Чукотскіе разсказы | страница 68
Но цвѣты были, по его мнѣнію, хуже камней. Ихъ красота была слишкомъ непрочна. Было безполезно уносить ихъ съ собою, такъ какъ они тотчасъ же портились и увядали. Ихъ приходилось отбрасывать прочь, не имѣя возможности даже соорудить узорное украшеніе на скалѣ изъ осыпающихся лепестковъ, разлетавшихся по вѣтру, какъ пухъ мертвой птицы.
Однако, на этотъ разъ ему не попалось ничего, что было бы достойно присоединиться къ его сокровищамъ. Дресва на берегу Мурулана состояла изъ обломковъ песчаника тусклаго свѣтложелтаго, сѣроватаго и зеленоваго цвѣта. Даже формы ихъ были угловаты и неправильны. Маленькая горная рѣчка не имѣла досуга, чтобы правильно обтачивать обломки каменныхъ породъ, загромождавшихъ ея теченіе, и только дробила ихъ на самыя мелкія части, съ шумомъ сбѣгая внизъ по скату долины.
Порывшись немного въ дресвѣ, Эуннэкай поднялся на ноги и неловко полѣзъ обратно на косогоръ.

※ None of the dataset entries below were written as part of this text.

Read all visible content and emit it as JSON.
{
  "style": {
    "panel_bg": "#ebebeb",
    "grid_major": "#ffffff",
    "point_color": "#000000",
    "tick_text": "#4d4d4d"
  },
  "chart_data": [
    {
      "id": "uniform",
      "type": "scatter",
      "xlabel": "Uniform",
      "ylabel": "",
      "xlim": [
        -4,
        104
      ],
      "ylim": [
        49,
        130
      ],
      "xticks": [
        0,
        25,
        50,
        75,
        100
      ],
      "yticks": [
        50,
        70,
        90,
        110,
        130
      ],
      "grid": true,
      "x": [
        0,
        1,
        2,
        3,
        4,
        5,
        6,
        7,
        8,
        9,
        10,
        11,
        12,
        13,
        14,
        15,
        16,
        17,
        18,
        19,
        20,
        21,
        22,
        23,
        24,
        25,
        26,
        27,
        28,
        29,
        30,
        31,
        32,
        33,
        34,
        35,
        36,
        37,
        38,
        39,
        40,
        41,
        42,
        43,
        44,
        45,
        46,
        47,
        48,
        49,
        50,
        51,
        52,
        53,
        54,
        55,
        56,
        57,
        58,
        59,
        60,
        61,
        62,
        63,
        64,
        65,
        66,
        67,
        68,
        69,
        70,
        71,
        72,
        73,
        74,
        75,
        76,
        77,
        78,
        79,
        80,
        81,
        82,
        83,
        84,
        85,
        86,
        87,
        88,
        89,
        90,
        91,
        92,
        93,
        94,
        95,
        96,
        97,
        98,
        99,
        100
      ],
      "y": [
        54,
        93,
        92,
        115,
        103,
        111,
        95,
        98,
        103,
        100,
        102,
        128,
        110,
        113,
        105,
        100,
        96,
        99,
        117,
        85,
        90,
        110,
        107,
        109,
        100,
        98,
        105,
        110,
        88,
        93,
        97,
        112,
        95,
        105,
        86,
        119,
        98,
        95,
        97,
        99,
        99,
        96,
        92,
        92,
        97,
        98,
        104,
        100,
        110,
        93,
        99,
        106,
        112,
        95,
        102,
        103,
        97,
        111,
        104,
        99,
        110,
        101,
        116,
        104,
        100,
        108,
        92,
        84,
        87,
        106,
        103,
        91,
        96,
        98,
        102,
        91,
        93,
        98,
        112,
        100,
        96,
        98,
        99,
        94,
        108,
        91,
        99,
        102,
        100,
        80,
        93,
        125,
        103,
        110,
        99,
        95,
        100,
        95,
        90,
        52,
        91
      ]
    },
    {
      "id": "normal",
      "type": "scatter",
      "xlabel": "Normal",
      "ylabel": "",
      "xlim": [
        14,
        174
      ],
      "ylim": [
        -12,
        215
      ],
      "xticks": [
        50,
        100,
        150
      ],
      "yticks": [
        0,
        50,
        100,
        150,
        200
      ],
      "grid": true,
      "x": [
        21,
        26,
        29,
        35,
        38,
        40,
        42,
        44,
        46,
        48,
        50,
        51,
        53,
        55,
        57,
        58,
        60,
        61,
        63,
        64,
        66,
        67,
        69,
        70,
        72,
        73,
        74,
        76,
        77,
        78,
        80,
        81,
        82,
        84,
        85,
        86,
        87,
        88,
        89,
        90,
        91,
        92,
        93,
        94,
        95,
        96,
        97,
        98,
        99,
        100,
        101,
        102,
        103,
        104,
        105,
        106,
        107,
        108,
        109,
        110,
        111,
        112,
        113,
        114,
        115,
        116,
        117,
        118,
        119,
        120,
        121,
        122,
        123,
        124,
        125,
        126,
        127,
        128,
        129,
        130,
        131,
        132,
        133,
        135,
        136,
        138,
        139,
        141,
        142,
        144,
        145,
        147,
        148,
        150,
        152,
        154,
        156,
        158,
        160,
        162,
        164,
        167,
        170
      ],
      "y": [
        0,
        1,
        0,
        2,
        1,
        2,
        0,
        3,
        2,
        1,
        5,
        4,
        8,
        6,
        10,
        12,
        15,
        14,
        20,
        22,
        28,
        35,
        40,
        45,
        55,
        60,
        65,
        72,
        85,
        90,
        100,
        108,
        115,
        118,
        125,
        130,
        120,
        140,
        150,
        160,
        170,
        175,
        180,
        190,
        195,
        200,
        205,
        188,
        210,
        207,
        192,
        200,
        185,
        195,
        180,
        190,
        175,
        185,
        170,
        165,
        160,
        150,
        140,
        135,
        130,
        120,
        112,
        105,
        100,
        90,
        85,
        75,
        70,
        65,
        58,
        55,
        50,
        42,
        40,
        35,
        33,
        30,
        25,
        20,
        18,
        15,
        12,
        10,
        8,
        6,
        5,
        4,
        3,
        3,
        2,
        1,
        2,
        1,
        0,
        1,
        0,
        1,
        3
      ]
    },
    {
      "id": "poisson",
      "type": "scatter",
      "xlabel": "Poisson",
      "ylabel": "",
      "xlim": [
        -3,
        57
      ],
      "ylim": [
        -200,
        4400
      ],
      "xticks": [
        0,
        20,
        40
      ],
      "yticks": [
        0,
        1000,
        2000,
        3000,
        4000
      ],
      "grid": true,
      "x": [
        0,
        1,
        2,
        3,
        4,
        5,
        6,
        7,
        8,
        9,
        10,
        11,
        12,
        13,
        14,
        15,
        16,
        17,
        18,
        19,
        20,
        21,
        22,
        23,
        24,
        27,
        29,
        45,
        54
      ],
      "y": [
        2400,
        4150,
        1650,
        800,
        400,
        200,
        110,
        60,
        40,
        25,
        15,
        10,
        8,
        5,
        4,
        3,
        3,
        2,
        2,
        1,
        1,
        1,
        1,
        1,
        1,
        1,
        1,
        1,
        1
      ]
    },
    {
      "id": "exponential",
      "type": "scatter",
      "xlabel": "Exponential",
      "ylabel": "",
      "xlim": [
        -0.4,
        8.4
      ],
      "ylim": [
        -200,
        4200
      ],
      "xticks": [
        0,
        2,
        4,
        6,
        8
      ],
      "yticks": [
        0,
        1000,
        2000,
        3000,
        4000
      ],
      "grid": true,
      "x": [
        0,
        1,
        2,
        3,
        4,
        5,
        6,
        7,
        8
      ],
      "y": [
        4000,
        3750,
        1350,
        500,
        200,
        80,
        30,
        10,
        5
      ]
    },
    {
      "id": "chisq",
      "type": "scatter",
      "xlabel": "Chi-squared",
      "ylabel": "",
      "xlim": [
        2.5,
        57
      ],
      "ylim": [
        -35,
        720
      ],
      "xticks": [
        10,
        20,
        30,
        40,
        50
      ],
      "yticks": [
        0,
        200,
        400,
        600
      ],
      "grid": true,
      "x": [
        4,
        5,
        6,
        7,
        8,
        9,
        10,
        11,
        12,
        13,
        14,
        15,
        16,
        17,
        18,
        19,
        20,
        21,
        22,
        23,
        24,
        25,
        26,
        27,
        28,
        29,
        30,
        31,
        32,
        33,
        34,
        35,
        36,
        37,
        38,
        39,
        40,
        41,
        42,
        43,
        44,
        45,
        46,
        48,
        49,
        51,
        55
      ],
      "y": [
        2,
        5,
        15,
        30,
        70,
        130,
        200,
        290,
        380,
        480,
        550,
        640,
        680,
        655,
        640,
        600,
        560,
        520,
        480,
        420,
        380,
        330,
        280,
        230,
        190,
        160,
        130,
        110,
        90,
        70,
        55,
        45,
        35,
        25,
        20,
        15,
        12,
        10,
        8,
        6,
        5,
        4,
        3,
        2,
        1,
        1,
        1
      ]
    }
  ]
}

Онъ чувствовалъ себя, все-таки гораздо лучше прежняго. Продолжительный отдыхъ всегда приносилъ ему облегченіе. Грудь его перестала болѣть, нога ныла значительно слабѣе. Надо было продолжать прерванный путь, не то ему никогда не добраться до наледи. Взваливъ на плечи свою котомку, Эуннэкай довольно бодро пустился въ дорогу.

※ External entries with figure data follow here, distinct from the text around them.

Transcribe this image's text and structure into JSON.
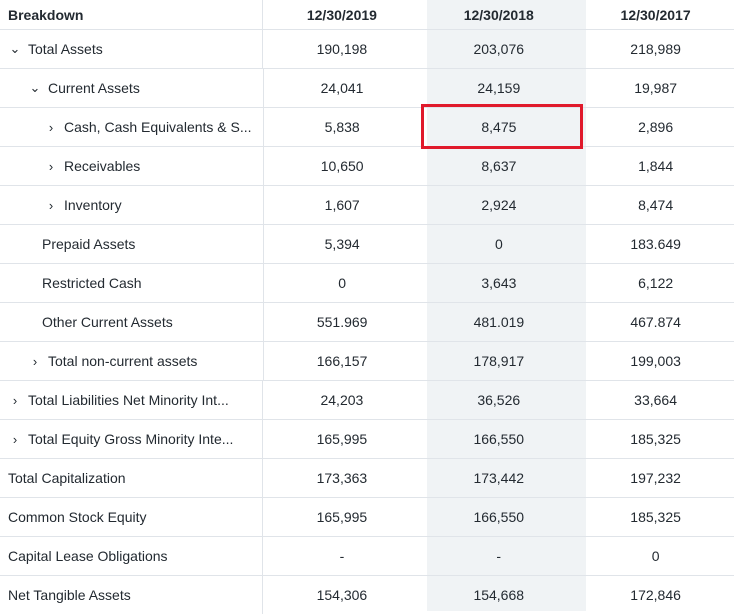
{
  "header": {
    "breakdown": "Breakdown",
    "col1": "12/30/2019",
    "col2": "12/30/2018",
    "col3": "12/30/2017"
  },
  "rows": [
    {
      "label": "Total Assets",
      "v1": "190,198",
      "v2": "203,076",
      "v3": "218,989"
    },
    {
      "label": "Current Assets",
      "v1": "24,041",
      "v2": "24,159",
      "v3": "19,987"
    },
    {
      "label": "Cash, Cash Equivalents & S...",
      "v1": "5,838",
      "v2": "8,475",
      "v3": "2,896"
    },
    {
      "label": "Receivables",
      "v1": "10,650",
      "v2": "8,637",
      "v3": "1,844"
    },
    {
      "label": "Inventory",
      "v1": "1,607",
      "v2": "2,924",
      "v3": "8,474"
    },
    {
      "label": "Prepaid Assets",
      "v1": "5,394",
      "v2": "0",
      "v3": "183.649"
    },
    {
      "label": "Restricted Cash",
      "v1": "0",
      "v2": "3,643",
      "v3": "6,122"
    },
    {
      "label": "Other Current Assets",
      "v1": "551.969",
      "v2": "481.019",
      "v3": "467.874"
    },
    {
      "label": "Total non-current assets",
      "v1": "166,157",
      "v2": "178,917",
      "v3": "199,003"
    },
    {
      "label": "Total Liabilities Net Minority Int...",
      "v1": "24,203",
      "v2": "36,526",
      "v3": "33,664"
    },
    {
      "label": "Total Equity Gross Minority Inte...",
      "v1": "165,995",
      "v2": "166,550",
      "v3": "185,325"
    },
    {
      "label": "Total Capitalization",
      "v1": "173,363",
      "v2": "173,442",
      "v3": "197,232"
    },
    {
      "label": "Common Stock Equity",
      "v1": "165,995",
      "v2": "166,550",
      "v3": "185,325"
    },
    {
      "label": "Capital Lease Obligations",
      "v1": "-",
      "v2": "-",
      "v3": "0"
    },
    {
      "label": "Net Tangible Assets",
      "v1": "154,306",
      "v2": "154,668",
      "v3": "172,846"
    }
  ],
  "icons": {
    "expanded": "chevron-down-icon",
    "collapsed": "chevron-right-icon"
  }
}
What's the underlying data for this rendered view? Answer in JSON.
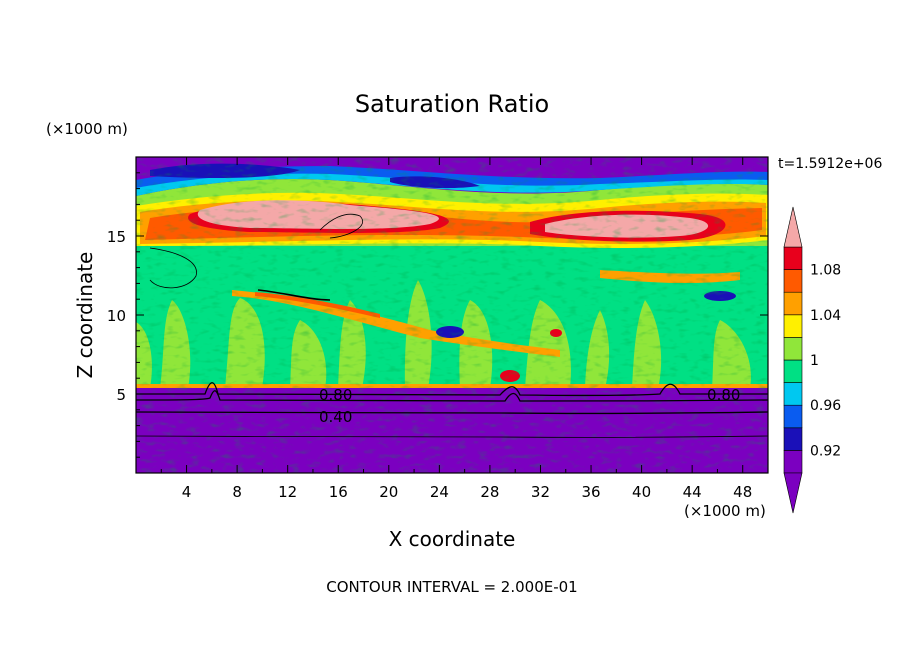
{
  "chart_data": {
    "type": "heatmap",
    "title": "Saturation Ratio",
    "xlabel": "X coordinate",
    "ylabel": "Z coordinate",
    "x_unit": "(×1000 m)",
    "y_unit": "(×1000 m)",
    "time_label": "t=1.5912e+06",
    "footer": "CONTOUR INTERVAL = 2.000E-01",
    "xlim": [
      0,
      50
    ],
    "ylim": [
      0,
      20
    ],
    "x_ticks": [
      4,
      8,
      12,
      16,
      20,
      24,
      28,
      32,
      36,
      40,
      44,
      48
    ],
    "y_ticks": [
      5,
      10,
      15
    ],
    "colorbar": {
      "levels": [
        0.9,
        0.92,
        0.94,
        0.96,
        0.98,
        1.0,
        1.02,
        1.04,
        1.06,
        1.08,
        1.1
      ],
      "tick_labels": [
        "0.92",
        "0.96",
        "1",
        "1.04",
        "1.08"
      ],
      "tick_values": [
        0.92,
        0.96,
        1.0,
        1.04,
        1.08
      ],
      "colors": [
        "#7B00C0",
        "#1A10B8",
        "#0A5CF0",
        "#00C8F0",
        "#00E084",
        "#90E63A",
        "#FFF000",
        "#FFA000",
        "#FF5A00",
        "#E8001C",
        "#F4A8A8"
      ],
      "extend": "both"
    },
    "contour_labels": [
      {
        "text": "0.80",
        "x": 15.8,
        "z": 5.0
      },
      {
        "text": "0.40",
        "x": 15.8,
        "z": 3.6
      },
      {
        "text": "0.80",
        "x": 46.5,
        "z": 5.0
      }
    ],
    "layers": [
      {
        "z_range": [
          0,
          5.3
        ],
        "value": "< 0.90"
      },
      {
        "z_range": [
          5.3,
          14.0
        ],
        "value": "~0.98 - 1.02"
      },
      {
        "z_range": [
          14.0,
          17.5
        ],
        "value": "1.04 - > 1.10"
      },
      {
        "z_range": [
          17.5,
          20.0
        ],
        "value": "< 0.94"
      }
    ]
  }
}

Смутныя мысли медленно ползли въ его головѣ, слѣдуя другъ за другимъ непрерывнымъ рядомъ, словно цѣпь его хромающихъ шаговъ.

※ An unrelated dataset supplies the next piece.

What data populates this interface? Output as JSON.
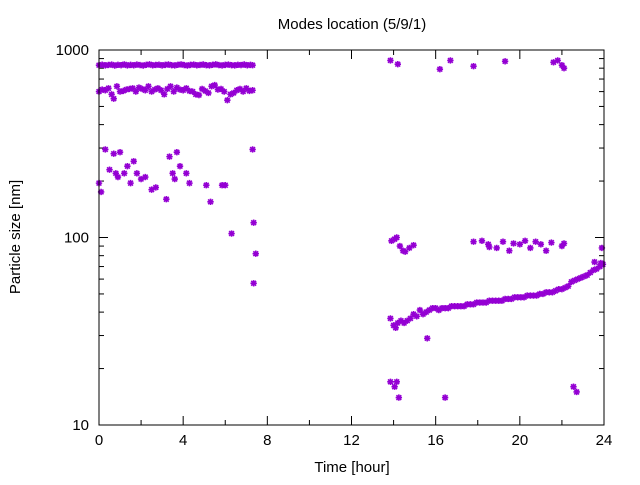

— Вотъ ламуты! думалъ онъ. — Они не носятъ котомки на плечахъ… Лукавые люди! Выдумали взвалить свою тягость на оленью спину. И пѣшкомъ не любятъ ходить! Дядя его, Эйгелинъ, когда увидитъ ламутское кочеваніе, смѣется: «Хорошъ пастухъ! Сзади стада верхомъ ѣдетъ! Свои ноги жалѣетъ, а оленьи нѣтъ!»…
— Правда! — Эуннэкай неодобрительно покачалъ головой. — Грѣшно отягощать лѣтомъ оленей! Это значитъ служить враждебному духу Кэля, приводящему «хромую болѣзнь»!
Подумавъ о Кэля, Эуннэкай со страхомъ посмотрѣлъ вокругъ. Вѣдь и его болѣзнь, конечно, тоже была дѣломъ враждебныхъ Кэля. Кто-нибудь изъ нихъ, навѣрно, возненавидѣлъ его родъ. Можетъ еще дѣдъ или прадѣдъ обидѣлъ его, обошелъ его жертвой, пренебрегъ въ началѣ осени окропить закатъ кровью чернаго оленя, убитаго среди пустыни, или что-нибудь въ этомъ родѣ, а онъ выместилъ злость на Эуннэкаѣ и въ минуту его рожденія вывернулъ ему ногу и исковеркалъ грудь… А что если и теперь онъ не оставилъ Эуннэкая въ покоѣ? Если онъ тутъ, совсѣмъ близко? Вѣдь видѣть его глазами нельзя!.. Онъ вспомнилъ, что недалеко находилось ущелье Уннукина, названное такъ по имени чукотской семьи, которую Кэля погубилъ тамъ. Двѣ жены Уннукина родили ему пять сыновой и пять дочерей, и никто изъ нихъ никогда не зналъ, что такое болѣзнь. Но Уннукинъ обѣщалъ злому духу оленя и забылъ исполнить обѣщанье. И вотъ, когда Уннукинъ прикочевалъ въ это ущелье и остановился на ночлегъ, Кэля явился ночью и унесъ его обѣихъ женъ и пять сыновой, и пять дочерей. Только Уннукинъ остался въ живыхъ, въ ужасѣ покинулъ стадо и шатеръ и бѣжалъ, куда глаза глядятъ.